Not because they look alike: One is four-year veteran who stands 5-11 and weighs 192 pounds. The other is an NFL rookie who checks in a 6-2, 216.
But Percy Harvin and Cordarrelle Patterson will be forever linked in the minds of Vikings fans. Harvin was an outstanding return specialist/wide receiver for the Vikings who was traded during the offseason. Patterson is the first-round draft choice who will be asked to fill much of the same role.
But before fans get into the habit of referring to Patterson as the new Percy Harvin, the rookie has a message for them.
“I’m not Percy,” he said “I know he was a great player here and still is, but I’m Cordarrelle Patterson. All I can do is be myself.”
Patterson comes to the Vikings with high expectations, much of them put on the newcomer by the team itself. The Vikings traded away four draft choices to New England to move back into the first round and nab Patterson with the 29th pick.
In addition, the Vikings have issued Patterson jersey No. 84 — Randy Moss’ old number.
“That was all me,” Patterson said of the number. “I’ve been wearing 84 since high school and when I saw it was available I just asked for it.
“It’s nice that Randy Moss used to wear it. It’s awesome that I get a chance to play on the same field as him.”
Vikings’ offensive coordinator Bill Musgrave is a believer in all the initial hype surrounding Patterson.

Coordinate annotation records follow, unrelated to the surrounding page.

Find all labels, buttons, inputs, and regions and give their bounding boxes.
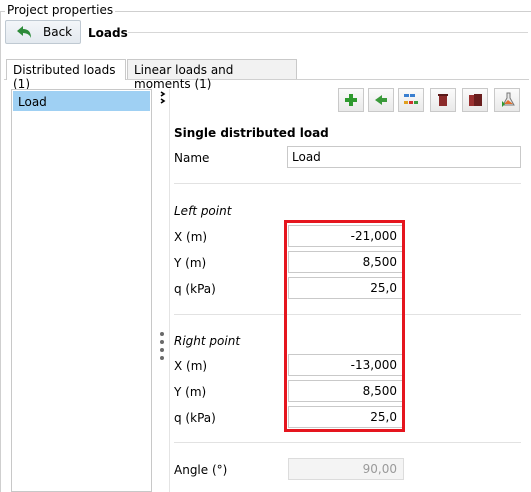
right-point-title: Right point (174, 334, 241, 348)
group-frame-left (0, 11, 1, 492)
delete-icon (438, 94, 448, 106)
name-label: Name (174, 151, 210, 165)
left-q-label: q (kPa) (174, 282, 216, 296)
collapse-chevron-icon[interactable] (158, 89, 168, 107)
list-item-load[interactable]: Load (13, 91, 150, 111)
loads-list[interactable]: Load (11, 89, 152, 492)
back-button-label: Back (43, 25, 73, 39)
apply-button[interactable] (494, 88, 520, 112)
right-y-label: Y (m) (174, 385, 207, 399)
angle-field: 90,00 (288, 458, 404, 480)
right-x-label: X (m) (174, 359, 208, 373)
add-icon (345, 94, 357, 106)
angle-label: Angle (°) (174, 463, 228, 477)
tab-linear-loads[interactable]: Linear loads and moments (1) (127, 59, 297, 91)
section-title: Single distributed load (174, 126, 329, 140)
name-field[interactable]: Load (287, 146, 521, 168)
left-point-title: Left point (174, 204, 232, 218)
delete-all-icon (469, 94, 482, 106)
tab-label: Linear loads and moments (1) (134, 63, 234, 91)
section-separator (174, 183, 521, 184)
splitter-grip-icon[interactable] (158, 332, 166, 368)
highlight-box (284, 220, 405, 432)
tab-distributed-loads[interactable]: Distributed loads (1) (6, 59, 126, 91)
table-icon (404, 94, 418, 104)
add-button[interactable] (338, 88, 364, 112)
left-y-label: Y (m) (174, 256, 207, 270)
group-title: Project properties (5, 3, 116, 17)
panel-divider (169, 89, 170, 492)
list-item-label: Load (18, 95, 47, 109)
tab-label: Distributed loads (1) (13, 63, 116, 91)
delete-all-button[interactable] (462, 88, 488, 112)
apply-icon (502, 92, 515, 107)
copy-icon (375, 95, 387, 105)
back-button[interactable]: Back (5, 20, 81, 44)
copy-button[interactable] (368, 88, 394, 112)
back-arrow-icon (17, 26, 31, 38)
table-button[interactable] (398, 88, 424, 112)
page-title: Loads (88, 26, 128, 40)
title-divider (128, 32, 528, 33)
section-separator (174, 442, 521, 443)
left-x-label: X (m) (174, 230, 208, 244)
delete-button[interactable] (430, 88, 456, 112)
right-q-label: q (kPa) (174, 411, 216, 425)
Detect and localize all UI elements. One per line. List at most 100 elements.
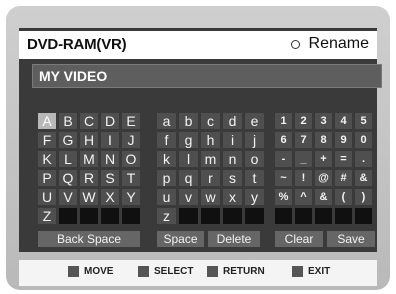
keyboard-key[interactable]: C bbox=[80, 113, 98, 129]
keyboard-key[interactable]: h bbox=[201, 132, 220, 148]
footer-select-label: SELECT bbox=[154, 266, 194, 277]
keyboard-key[interactable]: 9 bbox=[335, 132, 352, 148]
keyboard-key[interactable]: c bbox=[201, 113, 220, 129]
keyboard-key[interactable]: P bbox=[38, 170, 56, 186]
keyboard-key[interactable]: Y bbox=[122, 189, 140, 205]
keyboard-key[interactable]: X bbox=[101, 189, 119, 205]
keyboard-key[interactable]: F bbox=[38, 132, 56, 148]
keyboard-key[interactable]: M bbox=[80, 151, 98, 167]
keyboard-key[interactable]: a bbox=[157, 113, 176, 129]
keyboard-key-blank bbox=[275, 208, 292, 224]
title-input-value: MY VIDEO bbox=[39, 68, 108, 84]
keyboard-key[interactable]: f bbox=[157, 132, 176, 148]
keyboard-key[interactable]: H bbox=[80, 132, 98, 148]
keyboard-key[interactable]: @ bbox=[315, 170, 332, 186]
keyboard-key[interactable]: m bbox=[201, 151, 220, 167]
keyboard-key[interactable]: 0 bbox=[355, 132, 372, 148]
keyboard-key[interactable]: k bbox=[157, 151, 176, 167]
clear-button[interactable]: Clear bbox=[275, 231, 323, 247]
keyboard-key[interactable]: 1 bbox=[275, 113, 292, 129]
keyboard-key[interactable]: 2 bbox=[295, 113, 312, 129]
keyboard-key[interactable]: S bbox=[101, 170, 119, 186]
keyboard-key[interactable]: l bbox=[179, 151, 198, 167]
keyboard-key[interactable]: # bbox=[335, 170, 352, 186]
keyboard-key[interactable]: V bbox=[59, 189, 77, 205]
keyboard-key[interactable]: x bbox=[223, 189, 242, 205]
keyboard-key[interactable]: n bbox=[223, 151, 242, 167]
keyboard-key-blank bbox=[201, 208, 220, 224]
keyboard-key[interactable]: r bbox=[201, 170, 220, 186]
keyboard-key[interactable]: u bbox=[157, 189, 176, 205]
keyboard-key[interactable]: O bbox=[122, 151, 140, 167]
keyboard-key[interactable]: e bbox=[245, 113, 264, 129]
keyboard-key[interactable]: 7 bbox=[295, 132, 312, 148]
keyboard-key[interactable]: & bbox=[355, 170, 372, 186]
keyboard-key[interactable]: w bbox=[201, 189, 220, 205]
keyboard-key[interactable]: o bbox=[245, 151, 264, 167]
keyboard-key[interactable]: L bbox=[59, 151, 77, 167]
keyboard-key[interactable]: K bbox=[38, 151, 56, 167]
keyboard-key[interactable]: 5 bbox=[355, 113, 372, 129]
backspace-button[interactable]: Back Space bbox=[38, 231, 140, 247]
lowercase-keypad: abcde fghij klmno pqrst uvwxy z bbox=[157, 113, 264, 224]
keyboard-key[interactable]: 6 bbox=[275, 132, 292, 148]
keyboard-key[interactable]: j bbox=[245, 132, 264, 148]
updown-arrow-icon bbox=[68, 266, 79, 277]
rename-option: Rename bbox=[290, 35, 369, 53]
keyboard-key[interactable]: G bbox=[59, 132, 77, 148]
keyboard-key[interactable]: + bbox=[315, 151, 332, 167]
keyboard-key[interactable]: t bbox=[245, 170, 264, 186]
keyboard-key[interactable]: q bbox=[179, 170, 198, 186]
keyboard-key[interactable]: B bbox=[59, 113, 77, 129]
keyboard-key[interactable]: ! bbox=[295, 170, 312, 186]
keyboard-key[interactable]: I bbox=[101, 132, 119, 148]
save-button[interactable]: Save bbox=[327, 231, 375, 247]
title-input[interactable]: MY VIDEO bbox=[32, 64, 382, 88]
keyboard-key[interactable]: ) bbox=[355, 189, 372, 205]
keyboard-key[interactable]: d bbox=[223, 113, 242, 129]
keyboard-key[interactable]: . bbox=[355, 151, 372, 167]
keyboard-key[interactable]: v bbox=[179, 189, 198, 205]
keyboard-key[interactable]: s bbox=[223, 170, 242, 186]
keyboard-key[interactable]: 8 bbox=[315, 132, 332, 148]
keyboard-key-blank bbox=[355, 208, 372, 224]
keyboard-key[interactable]: U bbox=[38, 189, 56, 205]
footer-exit-label: EXIT bbox=[308, 266, 331, 277]
keyboard-key[interactable]: ^ bbox=[295, 189, 312, 205]
keyboard-key[interactable]: & bbox=[315, 189, 332, 205]
footer-exit: EXIT bbox=[292, 266, 330, 277]
keyboard-key-blank bbox=[59, 208, 77, 224]
keyboard-key[interactable]: ( bbox=[335, 189, 352, 205]
keyboard-key[interactable]: R bbox=[80, 170, 98, 186]
keyboard-key[interactable]: y bbox=[245, 189, 264, 205]
keyboard-key[interactable]: E bbox=[122, 113, 140, 129]
keyboard-key[interactable]: Q bbox=[59, 170, 77, 186]
keyboard-key[interactable]: Z bbox=[38, 208, 56, 224]
keyboard-key[interactable]: b bbox=[179, 113, 198, 129]
keyboard-key[interactable]: W bbox=[80, 189, 98, 205]
return-icon bbox=[207, 266, 218, 277]
keyboard-key[interactable]: 3 bbox=[315, 113, 332, 129]
keyboard-key[interactable]: ~ bbox=[275, 170, 292, 186]
keyboard-key[interactable]: 4 bbox=[335, 113, 352, 129]
keyboard-key[interactable]: D bbox=[101, 113, 119, 129]
footer-select: SELECT bbox=[138, 266, 193, 277]
keyboard-key-blank bbox=[335, 208, 352, 224]
footer-move: MOVE bbox=[68, 266, 113, 277]
keyboard-key[interactable]: _ bbox=[295, 151, 312, 167]
keyboard-key[interactable]: - bbox=[275, 151, 292, 167]
keyboard-key[interactable]: N bbox=[101, 151, 119, 167]
keyboard-key[interactable]: i bbox=[223, 132, 242, 148]
keyboard-key[interactable]: T bbox=[122, 170, 140, 186]
delete-button[interactable]: Delete bbox=[208, 231, 260, 247]
space-button[interactable]: Space bbox=[157, 231, 204, 247]
keyboard-key[interactable]: p bbox=[157, 170, 176, 186]
keyboard-key[interactable]: = bbox=[335, 151, 352, 167]
keyboard-key-blank bbox=[315, 208, 332, 224]
keyboard-key[interactable]: A bbox=[38, 113, 56, 129]
keyboard-key[interactable]: J bbox=[122, 132, 140, 148]
keyboard-key[interactable]: g bbox=[179, 132, 198, 148]
exit-icon bbox=[292, 266, 303, 277]
keyboard-key[interactable]: % bbox=[275, 189, 292, 205]
keyboard-key[interactable]: z bbox=[157, 208, 176, 224]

“He’s definitely gifted with his size and his speed,” Musgrave said at mini-camp. “He’s really asserting himself in the meeing room trying to learn our system. He just needs to get more familiar with the system and play faster — less thinking, more reacting.”
In his one year at the University of Tennesse before turning pro, Patterson caught 46 passes for 778 yards and five touchdowns. He also had a 25.3 punt-return average and a 26.8 kick-return average.
The fact that he ran a 4.33 40-yard dash, had a vertical leap of 37 inches and broad jumped 10-feet-8 at the NFL combine indicates a wealth of potential.
Physically, few can deny that he’s equipped to be an NFL standout. The only question is how well and how quickly will he learn to play at the professional level.
“The playbook is definitely my biggest challenge,” Patterson said. “It’s a pretty big playbook and they’re throwing a lot of stuff at us in a short period of time to see how we handle it.
“Fortunately, Joe Webb has been helping me out a lot and so has Greg (Jennings). Greg told me not to worry about the pressure, to just go out and be myself.”
Patterson is aware that many offensive skill players make their initial NFL impacts on special teams. If that’s the route he has to take to make a contribution, he’s fine with that.
“Whatever the coaches have planned for me, that’s going to be my role,” he said. “I love returning, I love the open field .... but who doesn’t?”
Special teams coach Mike Priefer sees a very high upside for Patterson based on what he saw on film and in mini-camp.
“He is so talented and just such a great athlete,” Priefer said. “I think he’s done a great job on just working on some of the little things; keeping his elbows in tighter, keeping his hands up, keeping his hands away from his body a little bit; just some of the smaller details.
“I think he’s more comfortable catching kickoffs right now than punts like a lot of young guys, but we’re making progress in both phases. You don’t want to overload any rookie because I know he’ll contribute on offense as well but I think the sky is the limit for this young athlete, I really do.”